7.  Seluruh lapisan masyarakat, termasuk yang berpenghasiulan rendah, membutuhkan parkir

Benar parkir sangat dibutuhkan siapapun khususnya bagi mereka yang memiliki kendaraan pribadi

8. Tidak perlu banyak ruang parkir, seandanya angkutan umum berfungsi dengan baik

Bagi sebagaian besar masyarakat yang tidak memiliki kendaraan pribadi akan berfikir bahwa dari pada membuatkan lokasi kantong parkir, mending di bangun fasilitas sosial dan umu, termasuk taman taman agar para pejalan kaki dapat duduk santai disitu.

9. Parkir sangat membosankan dan tidak penting

Bisa jadi parkir menjadi hal yang menjengkelkan, kisah ini seperti yang di ceritakan sahabat penulis namanya Joko. Siang itu Joko sedang mengurus dokumen dokumen organisasi . Karena ada beberapa dokumen yang masih kurang, maka Joko pergi mencari tempat di Komplek Foto Copy “ Berapa mas habisnya tanya Joko, Lalu mas Foto Copy manjawab 500 rupiah pak.
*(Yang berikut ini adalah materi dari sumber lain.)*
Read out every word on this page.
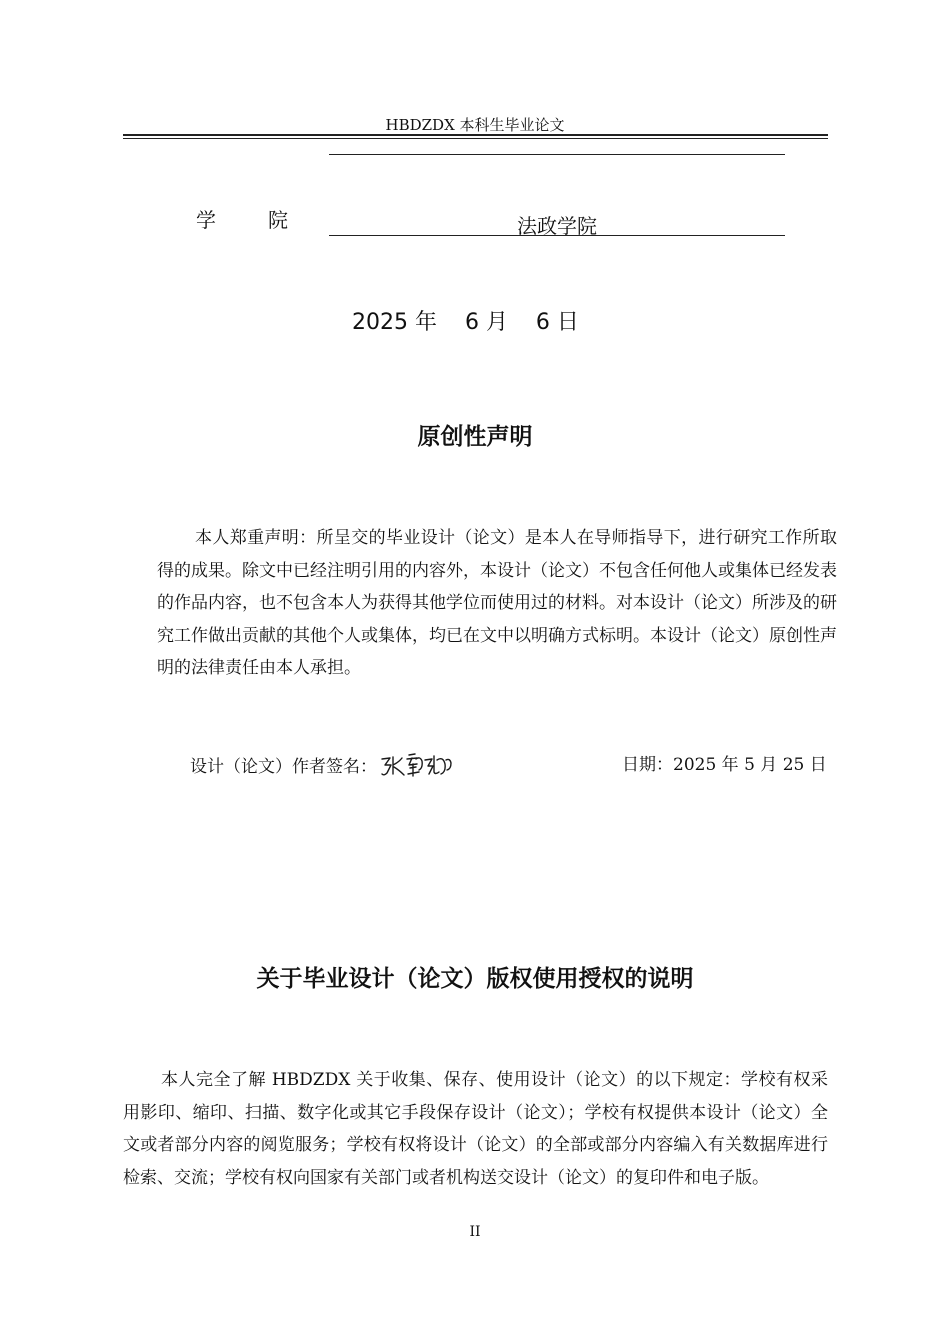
HBDZDX 本科生毕业论文
学院	法政学院
2025 年    6 月    6 日
原创性声明
本人郑重声明：所呈交的毕业设计（论文）是本人在导师指导下，进行研究工作所取得的成果。除文中已经注明引用的内容外，本设计（论文）不包含任何他人或集体已经发表的作品内容，也不包含本人为获得其他学位而使用过的材料。对本设计（论文）所涉及的研究工作做出贡献的其他个人或集体，均已在文中以明确方式标明。本设计（论文）原创性声明的法律责任由本人承担。
设计（论文）作者签名：	日期：2025 年 5 月 25 日
关于毕业设计（论文）版权使用授权的说明
本人完全了解 HBDZDX 关于收集、保存、使用设计（论文）的以下规定：学校有权采用影印、缩印、扫描、数字化或其它手段保存设计（论文）；学校有权提供本设计（论文）全文或者部分内容的阅览服务；学校有权将设计（论文）的全部或部分内容编入有关数据库进行检索、交流；学校有权向国家有关部门或者机构送交设计（论文）的复印件和电子版。
II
Setelah itu Joko kembali Ke Mobilnya, suara peluit terdengar dari belakang, ternyata bapak tukang parkir menghampiri dan Joko dikenakan biaya parkir sebesar 2000 rupiah.
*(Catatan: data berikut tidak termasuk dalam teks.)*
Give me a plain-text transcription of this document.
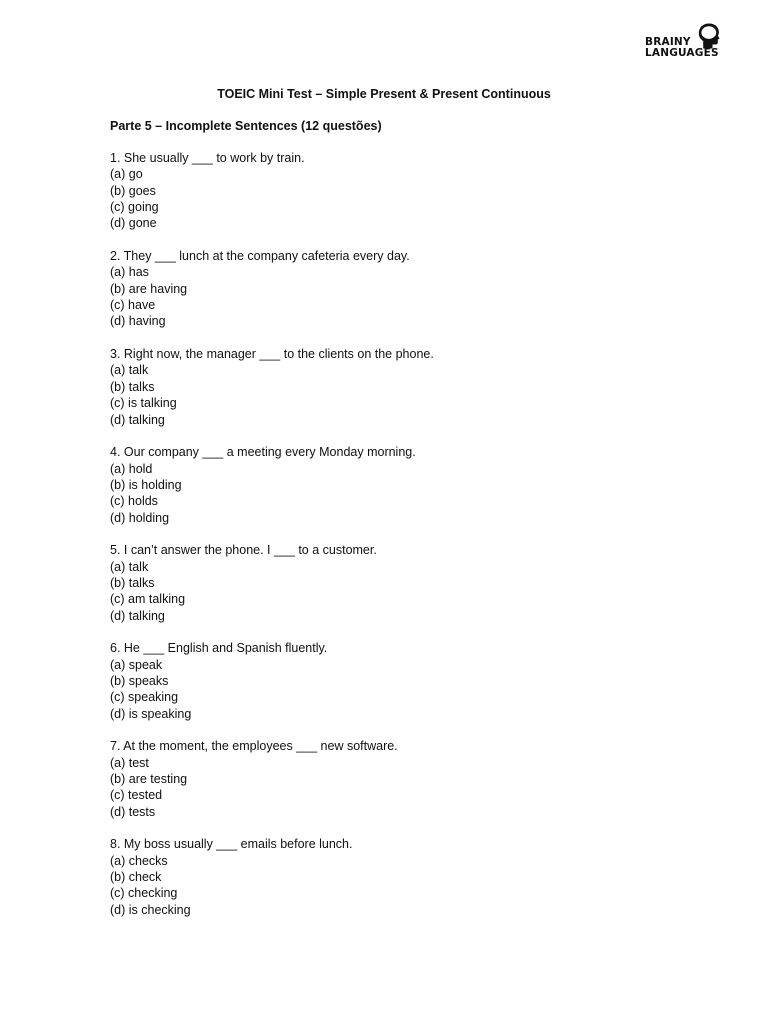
BRAINY
LANGUAGES
TOEIC Mini Test – Simple Present & Present Continuous
Parte 5 – Incomplete Sentences (12 questões)
1. She usually ___ to work by train.
(a) go
(b) goes
(c) going
(d) gone
2. They ___ lunch at the company cafeteria every day.
(a) has
(b) are having
(c) have
(d) having
3. Right now, the manager ___ to the clients on the phone.
(a) talk
(b) talks
(c) is talking
(d) talking
4. Our company ___ a meeting every Monday morning.
(a) hold
(b) is holding
(c) holds
(d) holding
5. I can’t answer the phone. I ___ to a customer.
(a) talk
(b) talks
(c) am talking
(d) talking
6. He ___ English and Spanish fluently.
(a) speak
(b) speaks
(c) speaking
(d) is speaking
7. At the moment, the employees ___ new software.
(a) test
(b) are testing
(c) tested
(d) tests
8. My boss usually ___ emails before lunch.
(a) checks
(b) check
(c) checking
(d) is checking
Jengkel, sebel dan menggerutu “ Tadi waktu kesini tukang pakirnya tidak ada, giliran mobil kita mau keluar tukang parkirnya nongol, niat kerja gak sih”

jika pembaca memiliki mitos lain, silahkan tambahkan pada kolom komentar


Semarang, 27 Juni 2016
Salam

Setiawan Widiyoko

2 komentar:

  1. masih adanya service vallet parking menjadikan pengguna merasa dengan strata lebih tinggi. karena vip parking memudahkan akses serta memberikan kenyamanan tersendiri. harga yg lebih mahal sifat gengsi pengguna muncul. tetapi menjadikan pengguna premium kesulitan mencari tempat parkir

    BalasHapus
    Balasan
    1. benar sekali ta Umi malika, dalam penelitian yang dilakukan dinegara maju, penentuan lokasi parkir ditentukan dari seberapa besar pendapatan mereka perbulan. seperti vallet parking yang di sediakan pengelola pada titik parkir tepat di depan pintu masuk, depan gedung atau titik parkir yang sangat dekat dengan lokasi tujuan. ini sebuah pelayanan spesial yang penggunanya harus mengeluarkan retribusi berlipat dalam satu transaksi.
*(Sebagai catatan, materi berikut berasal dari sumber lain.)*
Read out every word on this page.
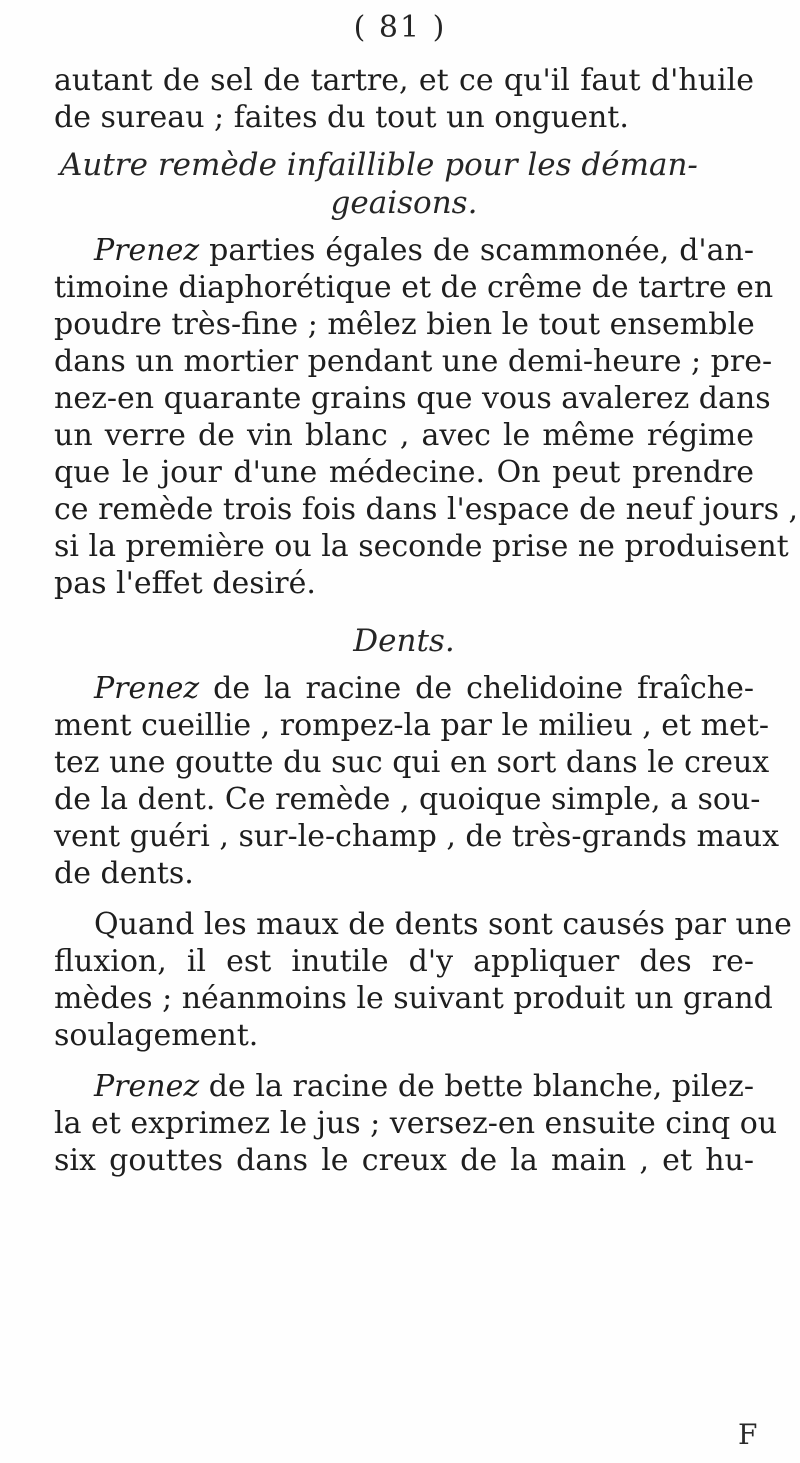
( 81 )
autant de sel de tartre, et ce qu'il faut d'huile
de sureau ; faites du tout un onguent.
Autre remède infaillible pour les déman-
geaisons.
Prenez parties égales de scammonée, d'an-
timoine diaphorétique et de crême de tartre en
poudre très-fine ; mêlez bien le tout ensemble
dans un mortier pendant une demi-heure ; pre-
nez-en quarante grains que vous avalerez dans
un verre de vin blanc , avec le même régime
que le jour d'une médecine. On peut prendre
ce remède trois fois dans l'espace de neuf jours ,
si la première ou la seconde prise ne produisent
pas l'effet desiré.
Dents.
Prenez de la racine de chelidoine fraîche-
ment cueillie , rompez-la par le milieu , et met-
tez une goutte du suc qui en sort dans le creux
de la dent. Ce remède , quoique simple, a sou-
vent guéri , sur-le-champ , de très-grands maux
de dents.
Quand les maux de dents sont causés par une
fluxion, il est inutile d'y appliquer des re-
mèdes ; néanmoins le suivant produit un grand
soulagement.
Prenez de la racine de bette blanche, pilez-
la et exprimez le jus ; versez-en ensuite cinq ou
six gouttes dans le creux de la main , et hu-
F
      termasuk usia juga mementukan pemilihan lokasi parkir, misal orang yang umurnya sudah lanjut akan memarkir kendaraannya dekat tempat tujuan. penelitian ini pun dibantah oleh masyarakat yang tinggal di negara berkembang, dianggap hasil penelitian ini tidak dapat di pertanggung jawabkan. padahal mereka harus ketahui adalah di Indonesia belum ada konsep park and ride seperti pada negara maju. apa itu park and ride silahkan di baca di posting tulisan saya sebelumnya.